The Sheer Beauty of a Middle Class Upbringing!
We lived and grew up in Hauz Khas, one of the poshest localities in Delhi, in one of those old houses with big terraces and verandah both at the entrance and the backyard where my grandfather would sit reading his newspaper soaking in the winter sun and my father telling me tales of phantom from the cartoon section. But we were far from being rich. It was all thanks to my grandfather’s farsightedness that he bought a house there when it was, as we hear a jungle and nothing else.
A Bajaj scooter is what we had to take all four of us (papa, ma, my brother and I) and a sleeper class bogie for travelling in summer holidays to nana’s house. The fun here was fighting with my brother to grab that coveted spot of standing behind the scooter handle while papa rode and memorising each station as the train went past each one of them.
We were a happy, crazy and chirpy bunch of a dozen cousins under the same roof with super creative minds put perfectly to use whether to play pranks, that I now think were award winning or to put together shows of all nature for everyone in the colony, a marathon, a fancy dress, a flop badminton cup, magic show, quiz show, a dance show, a summer club and what not. Our meagre pocket monies would hardly suffice for our genius ideas so we unapologetically resorted to ‘chandas’ (donation) from sleepy neighbours during hot afternoons after school.

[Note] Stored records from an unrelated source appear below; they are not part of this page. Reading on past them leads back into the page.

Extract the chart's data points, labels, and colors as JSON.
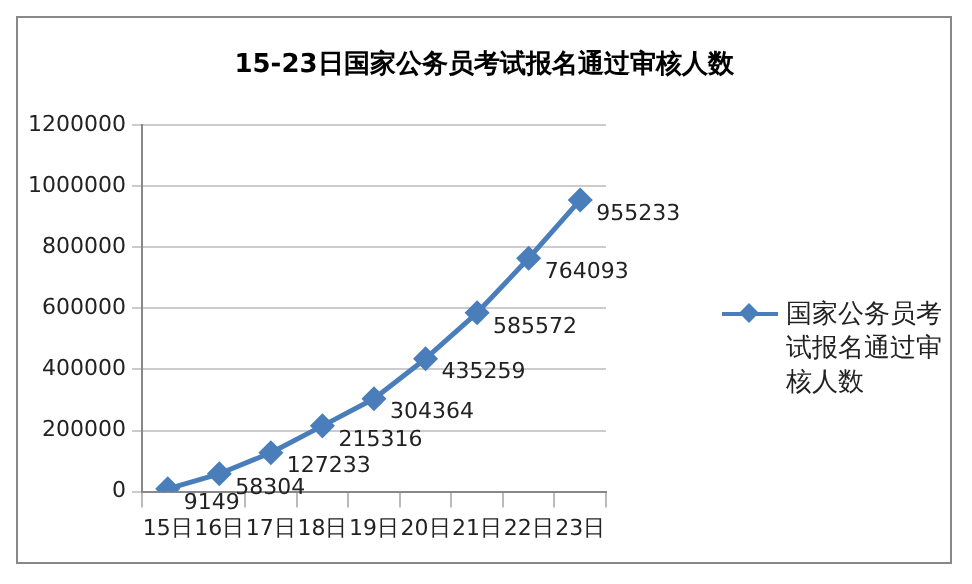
{
  "chart_data": {
    "type": "line",
    "title": "15-23日国家公务员考试报名通过审核人数",
    "categories": [
      "15日",
      "16日",
      "17日",
      "18日",
      "19日",
      "20日",
      "21日",
      "22日",
      "23日"
    ],
    "series": [
      {
        "name": "国家公务员考试报名通过审核人数",
        "color": "#4a7ebb",
        "values": [
          9149,
          58304,
          127233,
          215316,
          304364,
          435259,
          585572,
          764093,
          955233
        ]
      }
    ],
    "ylim": [
      0,
      1200000
    ],
    "yticks": [
      0,
      200000,
      400000,
      600000,
      800000,
      1000000,
      1200000
    ],
    "grid": "y",
    "legend": "right",
    "marker": "diamond",
    "line_style": "solid",
    "data_labels": true
  }
}
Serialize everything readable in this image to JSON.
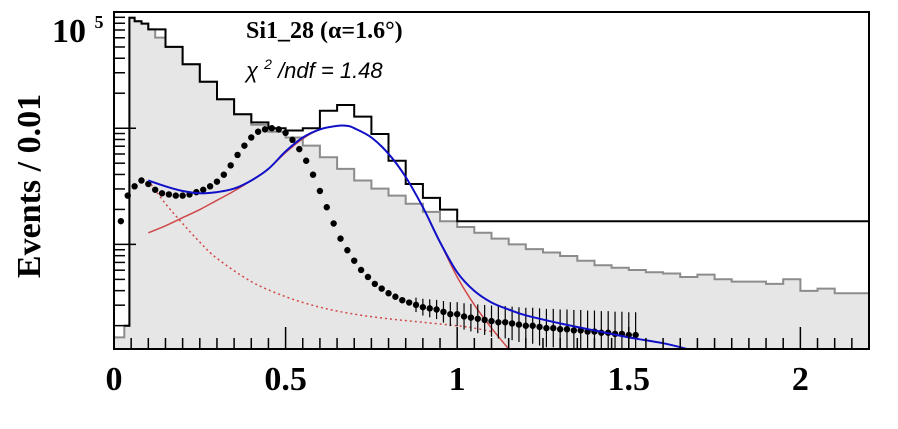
{
  "chart_data": {
    "type": "line",
    "title": "Si1_28 (α=1.6°)",
    "stat_prefix": "χ",
    "stat_sup": "2",
    "stat_rest": "/ndf = 1.48",
    "ylabel": "Events / 0.01",
    "y_top_label_base": "10",
    "y_top_label_exp": "5",
    "xlim": [
      0,
      2.2
    ],
    "x_ticks": [
      0,
      0.5,
      1,
      1.5,
      2
    ],
    "x_tick_labels": [
      "0",
      "0.5",
      "1",
      "1.5",
      "2"
    ],
    "ylim_log10": [
      2.1,
      5.0
    ],
    "y_scale": "log",
    "colors": {
      "gray_fill": "#e6e6e6",
      "gray_line": "#8c8c8c",
      "black_hist": "#000000",
      "fit_total": "#1010c8",
      "fit_component": "#d04848"
    },
    "series": [
      {
        "key": "gray_hist",
        "x": [
          0.0,
          0.03,
          0.045,
          0.06,
          0.08,
          0.1,
          0.12,
          0.15,
          0.2,
          0.25,
          0.3,
          0.35,
          0.4,
          0.45,
          0.5,
          0.55,
          0.6,
          0.65,
          0.7,
          0.75,
          0.8,
          0.85,
          0.9,
          0.95,
          1.0,
          1.05,
          1.1,
          1.15,
          1.2,
          1.25,
          1.3,
          1.35,
          1.4,
          1.45,
          1.5,
          1.55,
          1.6,
          1.65,
          1.7,
          1.75,
          1.8,
          1.85,
          1.9,
          1.95,
          2.0,
          2.05,
          2.1,
          2.15,
          2.2
        ],
        "y": [
          2.2,
          2.3,
          4.95,
          4.92,
          4.9,
          4.85,
          4.78,
          4.7,
          4.55,
          4.4,
          4.25,
          4.12,
          4.03,
          3.97,
          3.92,
          3.85,
          3.75,
          3.65,
          3.55,
          3.48,
          3.42,
          3.35,
          3.28,
          3.2,
          3.15,
          3.1,
          3.05,
          3.0,
          2.96,
          2.93,
          2.9,
          2.86,
          2.82,
          2.8,
          2.78,
          2.76,
          2.75,
          2.72,
          2.74,
          2.7,
          2.68,
          2.68,
          2.66,
          2.7,
          2.6,
          2.62,
          2.58,
          2.58,
          2.55
        ]
      },
      {
        "key": "black_hist",
        "x": [
          0.03,
          0.045,
          0.06,
          0.08,
          0.1,
          0.15,
          0.2,
          0.25,
          0.3,
          0.35,
          0.4,
          0.45,
          0.5,
          0.55,
          0.6,
          0.65,
          0.7,
          0.75,
          0.8,
          0.85,
          0.9,
          0.95,
          1.0
        ],
        "y": [
          2.3,
          4.95,
          4.92,
          4.9,
          4.85,
          4.7,
          4.55,
          4.4,
          4.25,
          4.12,
          4.05,
          4.0,
          3.98,
          4.0,
          4.15,
          4.2,
          4.1,
          3.95,
          3.72,
          3.52,
          3.4,
          3.3,
          3.2
        ]
      },
      {
        "key": "data_points",
        "x": [
          0.02,
          0.04,
          0.06,
          0.08,
          0.1,
          0.12,
          0.14,
          0.16,
          0.18,
          0.2,
          0.22,
          0.24,
          0.26,
          0.28,
          0.3,
          0.32,
          0.34,
          0.36,
          0.38,
          0.4,
          0.42,
          0.44,
          0.46,
          0.48,
          0.5,
          0.52,
          0.54,
          0.56,
          0.58,
          0.6,
          0.62,
          0.64,
          0.66,
          0.68,
          0.7,
          0.72,
          0.74,
          0.76,
          0.78,
          0.8,
          0.82,
          0.84,
          0.86,
          0.88,
          0.9,
          0.92,
          0.94,
          0.96,
          0.98,
          1.0,
          1.02,
          1.04,
          1.06,
          1.08,
          1.1,
          1.12,
          1.14,
          1.16,
          1.18,
          1.2,
          1.22,
          1.24,
          1.26,
          1.28,
          1.3,
          1.32,
          1.34,
          1.36,
          1.38,
          1.4,
          1.42,
          1.44,
          1.46,
          1.48,
          1.5,
          1.52
        ],
        "y": [
          3.2,
          3.42,
          3.5,
          3.55,
          3.52,
          3.47,
          3.44,
          3.43,
          3.42,
          3.42,
          3.43,
          3.45,
          3.47,
          3.5,
          3.54,
          3.6,
          3.68,
          3.77,
          3.85,
          3.92,
          3.97,
          3.99,
          4.0,
          3.99,
          3.96,
          3.9,
          3.82,
          3.72,
          3.6,
          3.46,
          3.32,
          3.18,
          3.05,
          2.95,
          2.86,
          2.78,
          2.72,
          2.66,
          2.62,
          2.58,
          2.55,
          2.52,
          2.5,
          2.48,
          2.46,
          2.45,
          2.44,
          2.42,
          2.4,
          2.4,
          2.38,
          2.37,
          2.36,
          2.35,
          2.34,
          2.33,
          2.33,
          2.32,
          2.31,
          2.3,
          2.3,
          2.29,
          2.28,
          2.28,
          2.27,
          2.27,
          2.26,
          2.26,
          2.25,
          2.25,
          2.24,
          2.24,
          2.23,
          2.23,
          2.22,
          2.22
        ]
      },
      {
        "key": "fit_total",
        "x": [
          0.1,
          0.15,
          0.2,
          0.25,
          0.3,
          0.35,
          0.4,
          0.45,
          0.5,
          0.55,
          0.6,
          0.65,
          0.68,
          0.7,
          0.75,
          0.8,
          0.85,
          0.9,
          0.95,
          1.0,
          1.05,
          1.1,
          1.15,
          1.2,
          1.3,
          1.4,
          1.5,
          1.6,
          1.67
        ],
        "y": [
          3.55,
          3.5,
          3.46,
          3.44,
          3.45,
          3.48,
          3.55,
          3.65,
          3.8,
          3.92,
          3.99,
          4.02,
          4.02,
          4.0,
          3.92,
          3.78,
          3.58,
          3.32,
          3.02,
          2.76,
          2.6,
          2.5,
          2.44,
          2.39,
          2.32,
          2.26,
          2.2,
          2.15,
          2.1
        ]
      },
      {
        "key": "fit_component_peak",
        "x": [
          0.1,
          0.15,
          0.2,
          0.25,
          0.3,
          0.35,
          0.4,
          0.45,
          0.5,
          0.55,
          0.6,
          0.65,
          0.68,
          0.7,
          0.75,
          0.8,
          0.85,
          0.9,
          0.95,
          1.0,
          1.05,
          1.1,
          1.15
        ],
        "y": [
          3.1,
          3.16,
          3.23,
          3.3,
          3.38,
          3.46,
          3.55,
          3.65,
          3.79,
          3.91,
          3.99,
          4.02,
          4.02,
          4.0,
          3.92,
          3.78,
          3.58,
          3.32,
          3.02,
          2.72,
          2.48,
          2.28,
          2.1
        ]
      },
      {
        "key": "fit_component_background",
        "x": [
          0.1,
          0.15,
          0.2,
          0.25,
          0.3,
          0.4,
          0.5,
          0.6,
          0.7,
          0.8,
          0.9,
          1.0,
          1.05,
          1.1
        ],
        "y": [
          3.55,
          3.35,
          3.18,
          3.02,
          2.88,
          2.68,
          2.55,
          2.46,
          2.4,
          2.36,
          2.33,
          2.3,
          2.28,
          2.25
        ]
      }
    ]
  }
}
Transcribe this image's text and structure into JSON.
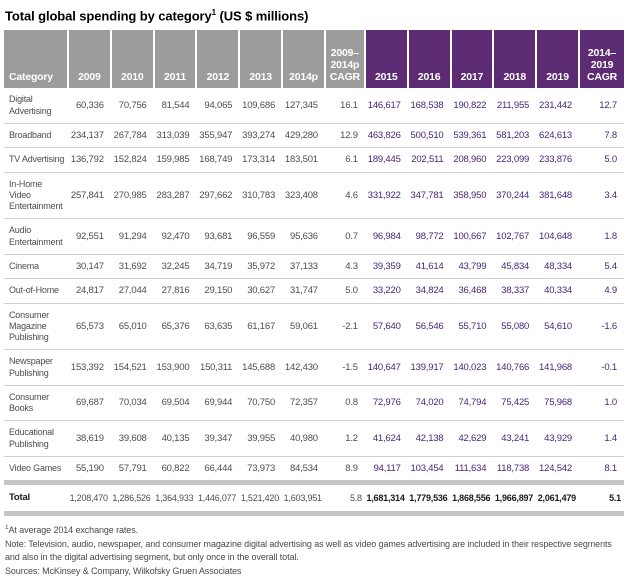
{
  "header": {
    "title_main": "Total global spending by category",
    "title_sup": "1",
    "title_suffix": " (US $ millions)"
  },
  "colors": {
    "header_gray": "#9c9c9c",
    "header_purple": "#5c2b73",
    "value_purple": "#46257b",
    "body_text": "#4d4d4d",
    "total_band": "#c6c6c6",
    "row_line": "#cfcfcf"
  },
  "chart_data": {
    "type": "table",
    "title": "Total global spending by category (US $ millions)",
    "columns": [
      {
        "label": "Category",
        "type": "category"
      },
      {
        "label": "2009",
        "type": "gray"
      },
      {
        "label": "2010",
        "type": "gray"
      },
      {
        "label": "2011",
        "type": "gray"
      },
      {
        "label": "2012",
        "type": "gray"
      },
      {
        "label": "2013",
        "type": "gray"
      },
      {
        "label": "2014p",
        "type": "gray"
      },
      {
        "label": "2009–\n2014p\nCAGR",
        "type": "gray"
      },
      {
        "label": "2015",
        "type": "purple"
      },
      {
        "label": "2016",
        "type": "purple"
      },
      {
        "label": "2017",
        "type": "purple"
      },
      {
        "label": "2018",
        "type": "purple"
      },
      {
        "label": "2019",
        "type": "purple"
      },
      {
        "label": "2014–\n2019\nCAGR",
        "type": "purple"
      }
    ],
    "rows": [
      {
        "category": "Digital Advertising",
        "values": [
          "60,336",
          "70,756",
          "81,544",
          "94,065",
          "109,686",
          "127,345",
          "16.1",
          "146,617",
          "168,538",
          "190,822",
          "211,955",
          "231,442",
          "12.7"
        ]
      },
      {
        "category": "Broadband",
        "values": [
          "234,137",
          "267,784",
          "313,039",
          "355,947",
          "393,274",
          "429,280",
          "12.9",
          "463,826",
          "500,510",
          "539,361",
          "581,203",
          "624,613",
          "7.8"
        ]
      },
      {
        "category": "TV Advertising",
        "values": [
          "136,792",
          "152,824",
          "159,985",
          "168,749",
          "173,314",
          "183,501",
          "6.1",
          "189,445",
          "202,511",
          "208,960",
          "223,099",
          "233,876",
          "5.0"
        ]
      },
      {
        "category": "In-Home Video Entertainment",
        "values": [
          "257,841",
          "270,985",
          "283,287",
          "297,662",
          "310,783",
          "323,408",
          "4.6",
          "331,922",
          "347,781",
          "358,950",
          "370,244",
          "381,648",
          "3.4"
        ]
      },
      {
        "category": "Audio Entertainment",
        "values": [
          "92,551",
          "91,294",
          "92,470",
          "93,681",
          "96,559",
          "95,636",
          "0.7",
          "96,984",
          "98,772",
          "100,667",
          "102,767",
          "104,648",
          "1.8"
        ]
      },
      {
        "category": "Cinema",
        "values": [
          "30,147",
          "31,692",
          "32,245",
          "34,719",
          "35,972",
          "37,133",
          "4.3",
          "39,359",
          "41,614",
          "43,799",
          "45,834",
          "48,334",
          "5.4"
        ]
      },
      {
        "category": "Out-of-Home",
        "values": [
          "24,817",
          "27,044",
          "27,816",
          "29,150",
          "30,627",
          "31,747",
          "5.0",
          "33,220",
          "34,824",
          "36,468",
          "38,337",
          "40,334",
          "4.9"
        ]
      },
      {
        "category": "Consumer Magazine Publishing",
        "values": [
          "65,573",
          "65,010",
          "65,376",
          "63,635",
          "61,167",
          "59,061",
          "-2.1",
          "57,640",
          "56,546",
          "55,710",
          "55,080",
          "54,610",
          "-1.6"
        ]
      },
      {
        "category": "Newspaper Publishing",
        "values": [
          "153,392",
          "154,521",
          "153,900",
          "150,311",
          "145,688",
          "142,430",
          "-1.5",
          "140,647",
          "139,917",
          "140,023",
          "140,766",
          "141,968",
          "-0.1"
        ]
      },
      {
        "category": "Consumer Books",
        "values": [
          "69,687",
          "70,034",
          "69,504",
          "69,944",
          "70,750",
          "72,357",
          "0.8",
          "72,976",
          "74,020",
          "74,794",
          "75,425",
          "75,968",
          "1.0"
        ]
      },
      {
        "category": "Educational Publishing",
        "values": [
          "38,619",
          "39,608",
          "40,135",
          "39,347",
          "39,955",
          "40,980",
          "1.2",
          "41,624",
          "42,138",
          "42,629",
          "43,241",
          "43,929",
          "1.4"
        ]
      },
      {
        "category": "Video Games",
        "values": [
          "55,190",
          "57,791",
          "60,822",
          "66,444",
          "73,973",
          "84,534",
          "8.9",
          "94,117",
          "103,454",
          "111,634",
          "118,738",
          "124,542",
          "8.1"
        ]
      }
    ],
    "total_row": {
      "category": "Total",
      "values": [
        "1,208,470",
        "1,286,526",
        "1,364,933",
        "1,446,077",
        "1,521,420",
        "1,603,951",
        "5.8",
        "1,681,314",
        "1,779,536",
        "1,868,556",
        "1,966,897",
        "2,061,479",
        "5.1"
      ]
    }
  },
  "footnotes": {
    "footnote1_sup": "1",
    "footnote1_text": "At average 2014 exchange rates.",
    "note": "Note: Television, audio, newspaper, and consumer magazine digital advertising as well as video games advertising are included in their respective segments and also in the digital advertising segment, but only once in the overall total.",
    "sources": "Sources: McKinsey & Company, Wilkofsky Gruen Associates"
  }
}
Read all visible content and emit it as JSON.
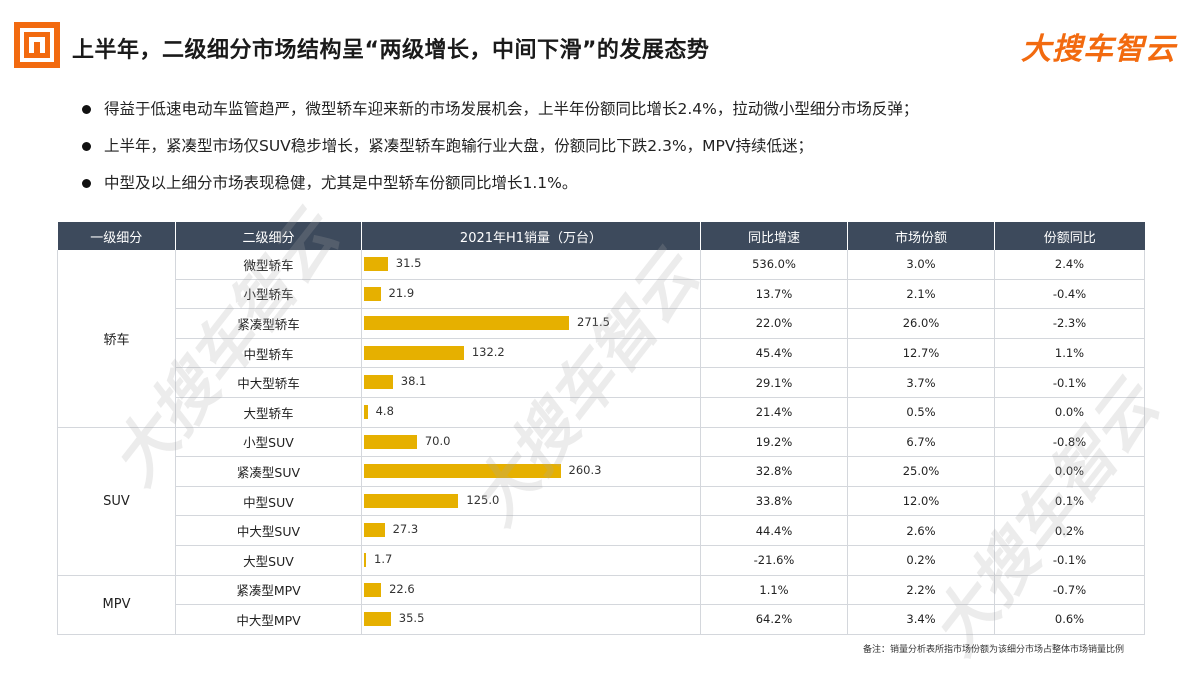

Many of them happily obliged with Rs 10 from their pockets.
Chocolates, chips, pastries and cold drinks were things of rarity for which we desperately waited for birthdays in the house or neighbourhood. We got all that and chowmein too on a paper plate. But because we never got these too often, we relished and savoured them to the last bite or sip. Can’t explain the joy we derived.
Festivals were the best days! Even the smaller ones were keenly looked forward to like Bhai Duj where all we kids lined up with our brand new pens drawing Om on pieces of paper and Janmashthmi when mouth watering home made sweets awaited us at midnight and we all excitedly made our way to the brightly lit temple we went to every year and oh yes those replicas we made of Lord Krishna’s home! Diwali was all about pretty new clothes, lighting diyas and crackers and Holi, about getting drenched in colours and dancing like hooligans.
I must mention the dresses I wore since I was born were almost all of them custom made, yes, my mother designed and stitched them all. Frills and laces, they had it all.
I couldn’t have had a better childhood. It was great despite the modest means. The secret to my almost perpetual happiness now is the fact that every time I get hold of what may seem small for everyone else is big for me and that gives me colossal joy.
Flying in the aeroplane seemed just a fantasy, forget ever travelling abroad, a dress from that glittering mall was just wishful thinking and that fancy mobile phone which your friend brought in college when mobiles first launched were but out of reach but now its all real. It’s all happening. With my own money!
My achievements are my own.
If I were born with a silver spoon, that sweet feeling of a take off every time and flying over a bed of clouds wouldn’t be the most exciting thing ever,
And those butterflies wouldn’t be dancing in frenzy in my stomach every time I land in an unexplored part of the world.
That first sight of New York wouldn’t have been so emotional, it was after all but just an unachievable dream city.
Those bags of luxury brands wouldn’t have been filled with pride to the brim. Did I just afford that, is the question I asked myself smiling.
That swanky watch I finally bought wouldn’t have told me that this time, was now mine.
And that pretty mobile phone wouldn’t have shown me I can now dial into my life the way I want to.
That meal in a 5 star wouldn’t have been so delicious.
If I were born with a silver spoon life wouldn’t have given me so many reasons to cheer about!